2019年10月15日Windows 10 の配信の最適化とは
Windows 10 は従来のような大きなバージョンアップがない代わりに、定期的なアップグレードによるセキュリティ向上や機能追加が実施されます。
デフォルト設定ではアップデートが自動的に実行されますが、アップデートに伴うトラブルもいくつか報告されています。特に企業にとって頭が痛いのが、多数のPCが同時にアップデートを開始することにともなう通信帯域の圧迫です。
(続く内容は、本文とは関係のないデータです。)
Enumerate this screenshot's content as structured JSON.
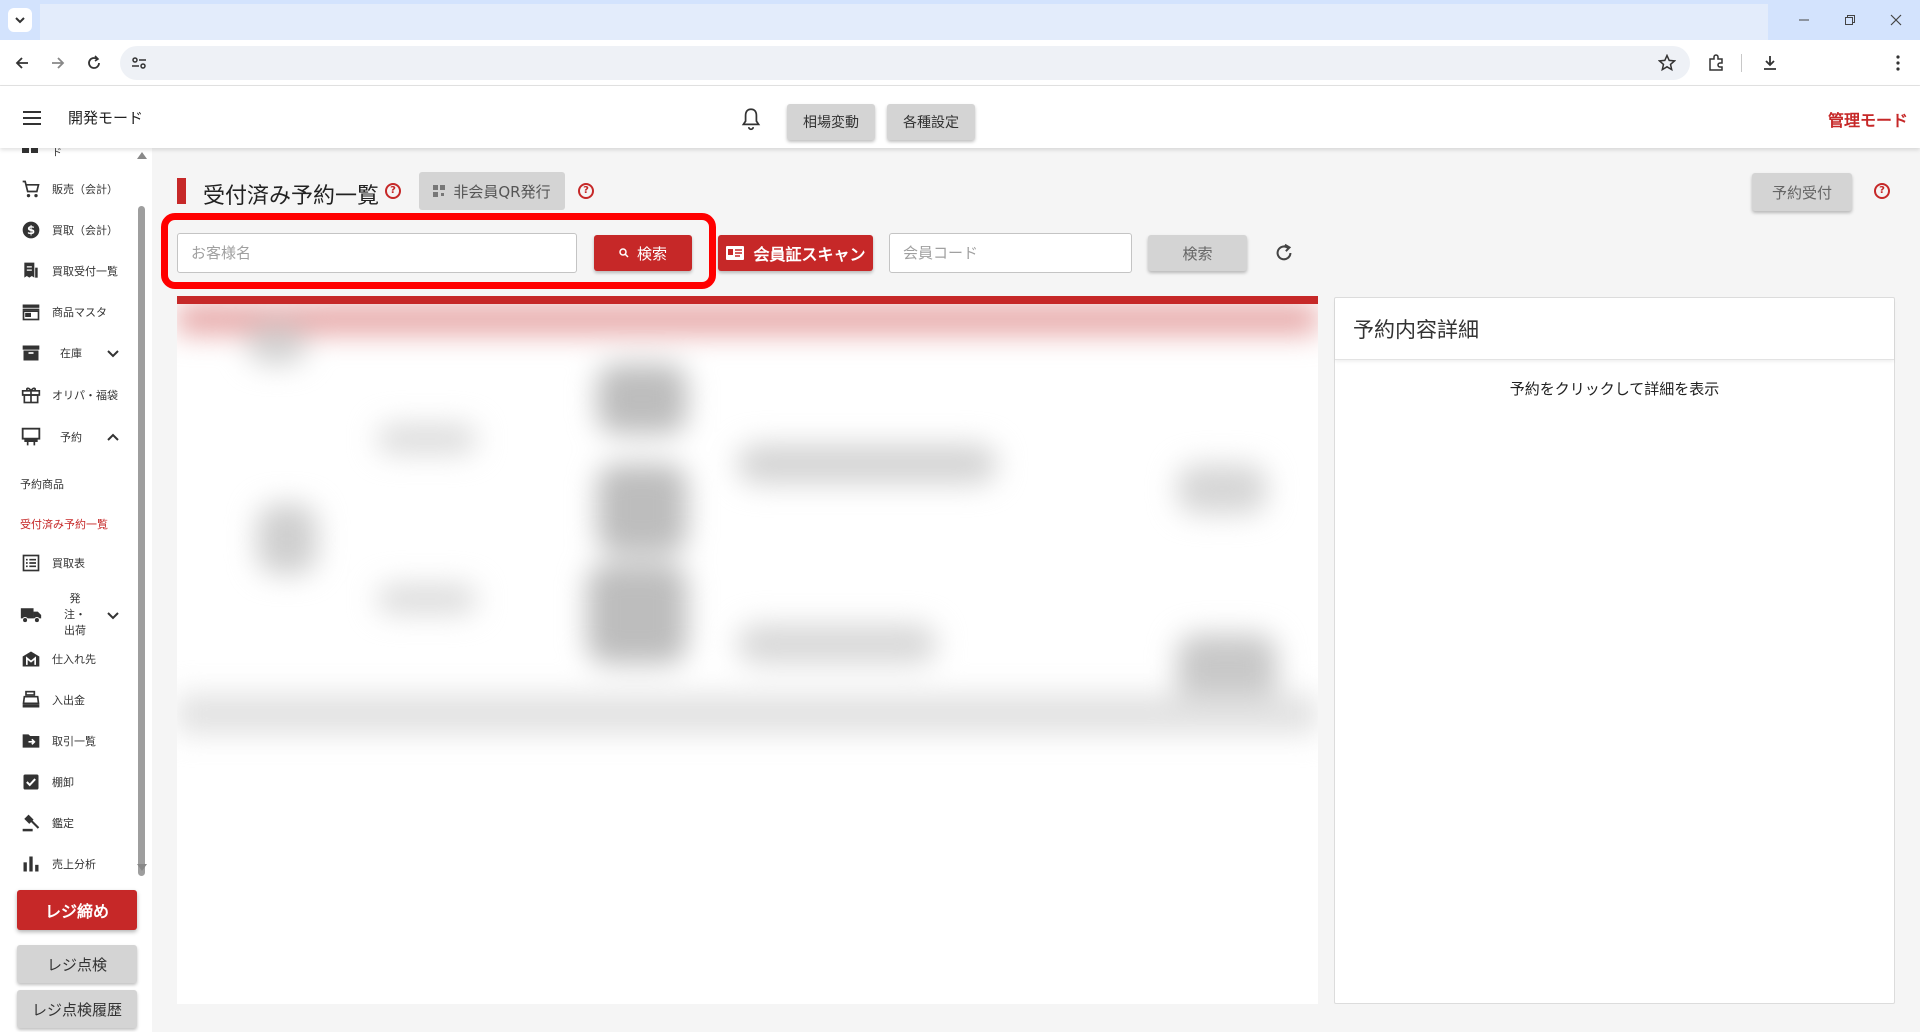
{
  "header": {
    "mode_title": "開発モード",
    "btn_market": "相場変動",
    "btn_settings": "各種設定",
    "admin_mode": "管理モード"
  },
  "sidebar": {
    "partial_item": "ド",
    "items": [
      {
        "label": "販売（会計）",
        "icon": "cart-icon"
      },
      {
        "label": "買取（会計）",
        "icon": "dollar-icon"
      },
      {
        "label": "買取受付一覧",
        "icon": "receipt-icon"
      },
      {
        "label": "商品マスタ",
        "icon": "store-icon"
      },
      {
        "label": "在庫",
        "icon": "archive-icon"
      },
      {
        "label": "オリパ・福袋",
        "icon": "gift-icon"
      },
      {
        "label": "予約",
        "icon": "kiosk-icon"
      },
      {
        "label": "買取表",
        "icon": "list-icon"
      },
      {
        "label": "発注・出荷",
        "icon": "truck-icon"
      },
      {
        "label": "仕入れ先",
        "icon": "factory-icon"
      },
      {
        "label": "入出金",
        "icon": "register-icon"
      },
      {
        "label": "取引一覧",
        "icon": "transfer-icon"
      },
      {
        "label": "棚卸",
        "icon": "checkbox-icon"
      },
      {
        "label": "鑑定",
        "icon": "gavel-icon"
      },
      {
        "label": "売上分析",
        "icon": "bar-chart-icon"
      }
    ],
    "sub_reserve_products": "予約商品",
    "sub_reserve_list": "受付済み予約一覧",
    "btn_close_register": "レジ締め",
    "btn_check_register": "レジ点検",
    "btn_check_history": "レジ点検履歴"
  },
  "main": {
    "title": "受付済み予約一覧",
    "btn_qr": "非会員QR発行",
    "btn_reserve": "予約受付",
    "customer_placeholder": "お客様名",
    "btn_search": "検索",
    "btn_scan": "会員証スキャン",
    "member_placeholder": "会員コード",
    "btn_search2": "検索",
    "help_glyph": "?"
  },
  "detail": {
    "title": "予約内容詳細",
    "empty_message": "予約をクリックして詳細を表示"
  },
  "colors": {
    "accent": "#c62828",
    "highlight": "#ff0000",
    "browser_tabstrip": "#d3e3fd"
  }
}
今回はこの問題を解決する「配信の最適化」機能について説明します。
Windows 10 のアップデート機能とは
Windows 10 のアップデートにはさまざまな種類がありますが、ネットワークにつないでいる限り拒否はできませんし、拒否するべきではありません。
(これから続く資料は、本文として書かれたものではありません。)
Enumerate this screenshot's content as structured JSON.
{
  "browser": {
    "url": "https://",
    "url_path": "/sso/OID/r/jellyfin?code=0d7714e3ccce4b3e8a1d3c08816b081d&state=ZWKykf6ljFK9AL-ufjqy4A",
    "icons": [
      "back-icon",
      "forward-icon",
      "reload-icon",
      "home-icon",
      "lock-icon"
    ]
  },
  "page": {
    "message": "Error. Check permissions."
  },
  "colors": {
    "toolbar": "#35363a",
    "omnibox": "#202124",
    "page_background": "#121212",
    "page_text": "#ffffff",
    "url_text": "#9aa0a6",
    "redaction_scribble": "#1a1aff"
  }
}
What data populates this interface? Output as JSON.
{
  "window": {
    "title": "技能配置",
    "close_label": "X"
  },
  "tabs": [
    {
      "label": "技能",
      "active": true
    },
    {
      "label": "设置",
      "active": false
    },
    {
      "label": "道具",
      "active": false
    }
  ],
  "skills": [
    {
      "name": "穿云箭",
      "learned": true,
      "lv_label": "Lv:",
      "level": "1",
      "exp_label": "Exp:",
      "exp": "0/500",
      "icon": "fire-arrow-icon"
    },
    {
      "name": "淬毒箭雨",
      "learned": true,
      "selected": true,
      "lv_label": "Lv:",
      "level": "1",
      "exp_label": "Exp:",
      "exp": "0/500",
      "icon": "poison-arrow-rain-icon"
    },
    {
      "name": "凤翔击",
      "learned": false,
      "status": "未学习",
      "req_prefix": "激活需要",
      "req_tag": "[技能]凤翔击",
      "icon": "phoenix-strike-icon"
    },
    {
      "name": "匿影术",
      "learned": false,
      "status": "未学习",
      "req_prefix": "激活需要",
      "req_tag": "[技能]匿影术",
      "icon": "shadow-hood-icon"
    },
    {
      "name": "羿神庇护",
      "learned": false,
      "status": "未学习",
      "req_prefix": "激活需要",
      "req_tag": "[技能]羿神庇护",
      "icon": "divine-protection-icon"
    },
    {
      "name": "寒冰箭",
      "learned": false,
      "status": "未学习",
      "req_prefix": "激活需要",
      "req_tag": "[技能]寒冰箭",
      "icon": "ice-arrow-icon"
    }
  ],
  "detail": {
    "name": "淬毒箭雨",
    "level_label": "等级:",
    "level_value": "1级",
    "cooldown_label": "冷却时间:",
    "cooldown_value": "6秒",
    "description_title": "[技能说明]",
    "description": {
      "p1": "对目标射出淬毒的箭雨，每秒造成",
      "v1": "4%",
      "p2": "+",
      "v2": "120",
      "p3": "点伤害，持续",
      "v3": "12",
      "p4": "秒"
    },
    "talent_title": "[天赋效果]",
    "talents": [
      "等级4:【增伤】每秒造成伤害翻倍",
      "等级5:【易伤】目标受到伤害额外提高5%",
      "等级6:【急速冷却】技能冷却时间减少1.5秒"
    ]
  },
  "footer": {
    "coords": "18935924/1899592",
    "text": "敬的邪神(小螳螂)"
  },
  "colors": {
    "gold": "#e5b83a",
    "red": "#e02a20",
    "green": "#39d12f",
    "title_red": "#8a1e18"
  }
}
では何のために、どのような種類のアップデートがあるのでしょうか。
アップデートの種類
Windows 10 は、バージョンアップはないとされていますが、その代わりに定期的なアップデートによって機能の追加やセキュリティ向上などが計られています。
この「アップデート」には大きく分けて5つの種類があります。
・機能更新プログラム
・品質更新プログラム
・定義更新プログラム
・ドライバー更新プログラム
・その他の更新
アップデートに伴うトラブル
アップデートは、PCのセキュリティの確保や機能を最新に保つために必要なものですが、場合によってはトラブルを併発することもあります。
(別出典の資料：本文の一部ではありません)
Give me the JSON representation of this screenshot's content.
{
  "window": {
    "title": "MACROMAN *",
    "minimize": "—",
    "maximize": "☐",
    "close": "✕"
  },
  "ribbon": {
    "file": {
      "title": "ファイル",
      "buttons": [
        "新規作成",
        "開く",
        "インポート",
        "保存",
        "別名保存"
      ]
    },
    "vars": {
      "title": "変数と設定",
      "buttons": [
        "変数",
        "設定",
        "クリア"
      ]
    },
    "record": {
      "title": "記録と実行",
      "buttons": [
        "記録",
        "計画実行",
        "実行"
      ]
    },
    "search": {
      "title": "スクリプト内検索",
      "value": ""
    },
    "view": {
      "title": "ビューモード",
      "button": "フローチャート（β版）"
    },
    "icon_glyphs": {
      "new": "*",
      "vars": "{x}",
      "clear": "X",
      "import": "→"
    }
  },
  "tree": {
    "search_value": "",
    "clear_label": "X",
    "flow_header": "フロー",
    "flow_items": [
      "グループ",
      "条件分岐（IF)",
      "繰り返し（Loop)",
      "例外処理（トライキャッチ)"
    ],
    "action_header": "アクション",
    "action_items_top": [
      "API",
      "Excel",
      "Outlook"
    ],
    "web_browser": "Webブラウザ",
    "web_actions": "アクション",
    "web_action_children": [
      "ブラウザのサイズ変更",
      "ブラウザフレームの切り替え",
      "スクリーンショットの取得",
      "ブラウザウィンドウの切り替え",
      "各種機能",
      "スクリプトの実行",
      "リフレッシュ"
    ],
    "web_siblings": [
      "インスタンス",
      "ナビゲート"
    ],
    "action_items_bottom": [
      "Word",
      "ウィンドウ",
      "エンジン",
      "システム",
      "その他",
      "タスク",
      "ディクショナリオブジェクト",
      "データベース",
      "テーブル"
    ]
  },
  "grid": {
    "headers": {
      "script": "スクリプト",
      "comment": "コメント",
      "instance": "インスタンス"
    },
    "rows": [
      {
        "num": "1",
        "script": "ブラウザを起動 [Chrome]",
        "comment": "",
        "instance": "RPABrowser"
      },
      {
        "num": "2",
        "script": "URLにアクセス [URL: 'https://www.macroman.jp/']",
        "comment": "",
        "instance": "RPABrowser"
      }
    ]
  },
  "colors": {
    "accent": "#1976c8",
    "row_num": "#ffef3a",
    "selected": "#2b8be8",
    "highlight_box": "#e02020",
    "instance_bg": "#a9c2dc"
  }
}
なかでも、システム管理者の頭を悩ませる問題としてアップデートデータのダウンロードのため、通信が集中して帯域を圧迫するという問題があります。
通信量を削減する機能
Windows 10 には、アップデート時の通信量を削減する機能が含まれています。
配信の最適化
最新の機能で、Windows 10 のバージョン1511以降で利用可能です。その後、追加機能が実装されており、フル機能はバージョン1709以降で利用できます。
設定したネットワーク内でP2P技術を用いて通信を行うため、社外との通信帯域を圧迫しません。
BranchCache
社外との通信結果をキャッシュサーバや端末のキャッシュエリアに保存し、他の端末からリクエストが有った場合はそのキャッシュから読み出す機能です。社外との通信量を削減できるため、アップデート時の帯域圧迫を避けられます。
BITS
BITS(Background Intelligent Transfer Service)は空いている帯域だけを使って通信を行う機能です。通信量の総量自体は削減できませんが、回線が空いている部分のみ使用するため、他のアプリの通信に影響を与えません。
配信の最適化の使い
Windows 10 最新版では、前項のような仕組みを組みあわせて通信量の削減を行えるようになりました。
デフォルトでも配信の最適化は有効になっていますが、会社のシステムに合わせて設定変更が可能です。システム全体の設計に係わることですので、設定変更を行う際はシステム管理者などの指示に従いましょう。
設定方法
通信の最適化の設定を変更したい場合は次の操作を行います。
「設定」→「Windowの設定」→「更新とセキュリティ」→「詳細オプション」→「配信の最適化」
「他のPCからダウンロードを許可する」をONで配信の最適化がONとなります。さらに「ローカルネットワーク上のPC」を選ぶと社内LANの端末とのP2P通信となるため、社外ネットワークの帯域圧迫を防げます。また、「詳細設定」で他PCとの通信を制御できます。
レジストリ変更を用いた設定方法
PCのレジストリに直接コマンドを追加する事も出来ます。コマンドは以下の通りです。
reg add HKLM\SOFTWARE\Policies\Microsoft\Windows\DeliveryOptimization /v DODownloadMode /t REG_SZ /d 3 /f
/dの後の変数により通信方法を選択。
0:配信の最適化を利用しクラウドサービスへ接続するが、HTTPのみ。
1:ローカルネットワーク上のPCを選択した場合と同じ。
2:1+Active Directory上の同じドメイン内のPC
3:ローカルネットワーク上のPCとインターネット上のPCを選択した場合と同じ
99:配信の最適化を利用するが、クラウドサービスは接続せずHTTPのみ。
100:配信の最適化を使用せず、BITSでダウンロード。
企業では1か2で帯域節約を行う事が一般的です。
まとめ
Windows 10 の更新プログラムのタイミングで通信が遅くなる場合は、データのダウンロードが通信帯域を圧迫している可能性が有ります。配信の最適化などの設定を確認し、自社システムに合った設定を探してみましょう。